Erwin Jennifer A, Paquola Apuã C M, Singer Tatjana, Gallina Iryna, Novotny Mark, Quayle Carolina, Bedrosian Tracy A, Alves Francisco I A, Butcher Cheyenne R, Herdy Joseph R, Sarkar Anindita, Lasken Roger S, Muotri Alysson R, Gage Fred H
The Salk Institute for Biological Studies, La Jolla, California, USA.
Department of Cellular &Molecular Medicine, University of California San Diego, School of Medicine, La Jolla, California, USA.
Nat Neurosci. 2016 Dec;19(12):1583-1591. doi: 10.1038/nn.4388. Epub 2016 Sep 12.

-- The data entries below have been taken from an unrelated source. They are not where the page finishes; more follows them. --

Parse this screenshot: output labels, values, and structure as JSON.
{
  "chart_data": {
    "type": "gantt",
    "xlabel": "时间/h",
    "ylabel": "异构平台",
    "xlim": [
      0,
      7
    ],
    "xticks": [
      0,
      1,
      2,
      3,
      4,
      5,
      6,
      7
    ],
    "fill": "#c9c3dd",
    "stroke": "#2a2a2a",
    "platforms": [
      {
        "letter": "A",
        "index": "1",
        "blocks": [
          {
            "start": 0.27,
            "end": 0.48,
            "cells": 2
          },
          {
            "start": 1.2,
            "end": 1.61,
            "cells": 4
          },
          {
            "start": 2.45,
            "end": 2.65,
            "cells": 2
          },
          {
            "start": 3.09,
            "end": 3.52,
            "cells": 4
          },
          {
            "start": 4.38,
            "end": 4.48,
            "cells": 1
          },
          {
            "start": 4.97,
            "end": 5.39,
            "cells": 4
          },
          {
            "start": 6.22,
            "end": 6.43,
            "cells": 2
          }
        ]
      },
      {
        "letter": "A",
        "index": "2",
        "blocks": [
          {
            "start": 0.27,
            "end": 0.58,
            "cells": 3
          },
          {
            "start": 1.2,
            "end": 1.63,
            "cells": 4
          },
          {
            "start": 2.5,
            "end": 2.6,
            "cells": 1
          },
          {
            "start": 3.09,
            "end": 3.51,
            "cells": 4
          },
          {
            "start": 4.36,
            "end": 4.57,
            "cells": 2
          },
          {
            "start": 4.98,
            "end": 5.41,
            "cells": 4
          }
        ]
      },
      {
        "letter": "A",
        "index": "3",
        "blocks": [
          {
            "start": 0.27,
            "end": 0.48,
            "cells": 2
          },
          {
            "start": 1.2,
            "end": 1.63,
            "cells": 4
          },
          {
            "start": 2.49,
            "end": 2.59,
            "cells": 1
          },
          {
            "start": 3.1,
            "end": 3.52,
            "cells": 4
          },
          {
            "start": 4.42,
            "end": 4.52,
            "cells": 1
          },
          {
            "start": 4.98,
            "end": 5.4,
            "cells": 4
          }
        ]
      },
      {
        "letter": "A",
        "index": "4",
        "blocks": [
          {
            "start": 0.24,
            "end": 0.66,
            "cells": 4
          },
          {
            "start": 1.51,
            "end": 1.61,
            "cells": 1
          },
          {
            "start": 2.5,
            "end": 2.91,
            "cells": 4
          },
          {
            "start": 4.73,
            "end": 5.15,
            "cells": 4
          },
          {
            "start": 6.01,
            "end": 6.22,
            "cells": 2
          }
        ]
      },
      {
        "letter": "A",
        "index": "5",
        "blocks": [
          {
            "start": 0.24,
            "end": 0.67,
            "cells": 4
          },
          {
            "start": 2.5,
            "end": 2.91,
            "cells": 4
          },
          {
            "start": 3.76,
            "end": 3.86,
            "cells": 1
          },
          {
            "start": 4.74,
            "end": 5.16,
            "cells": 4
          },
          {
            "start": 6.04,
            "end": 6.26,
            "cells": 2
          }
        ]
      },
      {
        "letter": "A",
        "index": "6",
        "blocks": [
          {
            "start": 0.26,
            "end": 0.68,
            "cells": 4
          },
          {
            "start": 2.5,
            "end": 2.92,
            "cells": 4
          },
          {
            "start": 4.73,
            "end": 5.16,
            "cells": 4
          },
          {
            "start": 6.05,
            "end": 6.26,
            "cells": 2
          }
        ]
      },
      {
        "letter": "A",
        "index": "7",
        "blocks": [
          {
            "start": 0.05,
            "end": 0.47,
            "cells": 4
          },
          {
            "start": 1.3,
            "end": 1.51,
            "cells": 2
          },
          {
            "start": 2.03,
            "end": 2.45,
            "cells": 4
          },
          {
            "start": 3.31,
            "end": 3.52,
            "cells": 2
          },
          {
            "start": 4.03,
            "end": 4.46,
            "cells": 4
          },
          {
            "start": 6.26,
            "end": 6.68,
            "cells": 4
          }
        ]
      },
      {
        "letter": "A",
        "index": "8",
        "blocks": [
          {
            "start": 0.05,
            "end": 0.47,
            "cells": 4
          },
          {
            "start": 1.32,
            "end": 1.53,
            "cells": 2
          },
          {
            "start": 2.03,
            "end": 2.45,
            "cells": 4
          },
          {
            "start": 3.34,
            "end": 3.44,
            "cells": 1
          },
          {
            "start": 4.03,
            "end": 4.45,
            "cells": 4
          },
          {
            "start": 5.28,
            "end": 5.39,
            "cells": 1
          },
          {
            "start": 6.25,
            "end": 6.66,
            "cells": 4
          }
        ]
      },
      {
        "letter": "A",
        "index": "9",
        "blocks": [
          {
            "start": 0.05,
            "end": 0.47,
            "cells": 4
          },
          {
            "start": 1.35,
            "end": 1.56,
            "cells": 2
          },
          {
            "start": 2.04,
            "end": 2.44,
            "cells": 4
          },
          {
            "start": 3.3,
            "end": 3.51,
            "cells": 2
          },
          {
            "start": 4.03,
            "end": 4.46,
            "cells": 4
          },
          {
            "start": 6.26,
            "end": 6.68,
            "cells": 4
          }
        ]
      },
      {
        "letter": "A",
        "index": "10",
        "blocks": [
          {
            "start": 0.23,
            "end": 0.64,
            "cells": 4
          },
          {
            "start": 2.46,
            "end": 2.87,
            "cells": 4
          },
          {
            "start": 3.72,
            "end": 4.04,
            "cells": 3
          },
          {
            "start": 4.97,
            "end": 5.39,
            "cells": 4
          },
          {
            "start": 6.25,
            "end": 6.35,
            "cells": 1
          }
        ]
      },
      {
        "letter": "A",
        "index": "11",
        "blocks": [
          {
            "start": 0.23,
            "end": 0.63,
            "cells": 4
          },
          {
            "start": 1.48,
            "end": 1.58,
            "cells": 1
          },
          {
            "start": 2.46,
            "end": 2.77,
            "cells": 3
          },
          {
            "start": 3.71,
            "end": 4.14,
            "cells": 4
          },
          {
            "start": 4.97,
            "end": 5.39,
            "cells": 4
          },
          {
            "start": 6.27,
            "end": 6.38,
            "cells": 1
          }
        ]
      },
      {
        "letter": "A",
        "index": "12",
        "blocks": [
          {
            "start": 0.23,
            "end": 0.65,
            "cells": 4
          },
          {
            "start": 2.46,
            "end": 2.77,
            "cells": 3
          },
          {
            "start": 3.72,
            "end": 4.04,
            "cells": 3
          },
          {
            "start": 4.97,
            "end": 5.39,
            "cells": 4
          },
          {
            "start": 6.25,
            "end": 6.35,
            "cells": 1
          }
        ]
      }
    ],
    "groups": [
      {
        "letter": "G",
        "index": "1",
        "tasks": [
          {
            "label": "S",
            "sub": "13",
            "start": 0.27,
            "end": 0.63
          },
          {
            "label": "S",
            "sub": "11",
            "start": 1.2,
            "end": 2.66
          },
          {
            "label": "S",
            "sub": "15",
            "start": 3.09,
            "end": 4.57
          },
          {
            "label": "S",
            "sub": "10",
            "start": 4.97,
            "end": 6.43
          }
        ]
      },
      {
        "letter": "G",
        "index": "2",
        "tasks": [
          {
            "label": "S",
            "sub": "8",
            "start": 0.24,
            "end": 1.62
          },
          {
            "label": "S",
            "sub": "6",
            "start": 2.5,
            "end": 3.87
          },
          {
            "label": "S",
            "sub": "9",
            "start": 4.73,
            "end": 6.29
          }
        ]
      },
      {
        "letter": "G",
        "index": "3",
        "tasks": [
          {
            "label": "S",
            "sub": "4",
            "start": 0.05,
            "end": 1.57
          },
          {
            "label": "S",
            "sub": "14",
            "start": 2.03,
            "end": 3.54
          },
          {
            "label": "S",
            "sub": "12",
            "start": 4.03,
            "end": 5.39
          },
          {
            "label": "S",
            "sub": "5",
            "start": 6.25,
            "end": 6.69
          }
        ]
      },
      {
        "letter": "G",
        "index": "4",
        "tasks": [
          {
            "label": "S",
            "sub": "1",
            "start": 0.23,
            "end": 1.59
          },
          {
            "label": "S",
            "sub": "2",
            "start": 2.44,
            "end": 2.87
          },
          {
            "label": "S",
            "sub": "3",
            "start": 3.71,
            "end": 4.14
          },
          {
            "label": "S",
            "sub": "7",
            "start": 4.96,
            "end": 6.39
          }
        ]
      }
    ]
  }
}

The healthy human brain is a mosaic of varied genomes. Long interspersed element-1 (LINE-1 or L1) retrotransposition is known to create mosaicism by inserting L1 sequences into new locations of somatic cell genomes. Using a machine learning-based, single-cell sequencing approach, we discovered that somatic L1-associated variants (SLAVs) are composed of two classes: L1 retrotransposition insertions and retrotransposition-independent L1-associated variants. We demonstrate that a subset of SLAVs comprises somatic deletions generated by L1 endonuclease cutting activity. Retrotransposition-independent rearrangements in inherited L1s resulted in the deletion of proximal genomic regions. These rearrangements were resolved by microhomology-mediated repair, which suggests that L1-associated genomic regions are hotspots for somatic copy number variants in the brain and therefore a heritable genetic contributor to somatic mosaicism. We demonstrate that SLAVs are present in crucial neural genes, such as DLG2 (also called PSD93), and affect 44-63% of cells of the cells in the healthy brain.
健康的人类大脑是一个由不同基因组组成的镶嵌体。已知长散在核元件-1(LINE-1或L1)逆转录转座通过将L1序列插入体细胞基因组的新位置来产生镶嵌性。使用基于机器学习的单细胞测序方法,我们发现体细胞L1相关变体(SLAVs)由两类组成:L1逆转录转座插入和逆转录转座非依赖性L1相关变体。我们证明,一部分SLAVs包括由L1内切酶切割活性产生的体细胞缺失。遗传L1中的逆转录转座非依赖性重排导致近端基因组区域的缺失。这些重排通过微同源性介导的修复得以解决,这表明L1相关基因组区域是大脑中体细胞拷贝数变体的热点,因此是体细胞镶嵌性的可遗传遗传因素。我们证明,SLAVs存在于关键神经基因中,如DLG2(也称为PSD93),并影响健康大脑中44%-63%的细胞。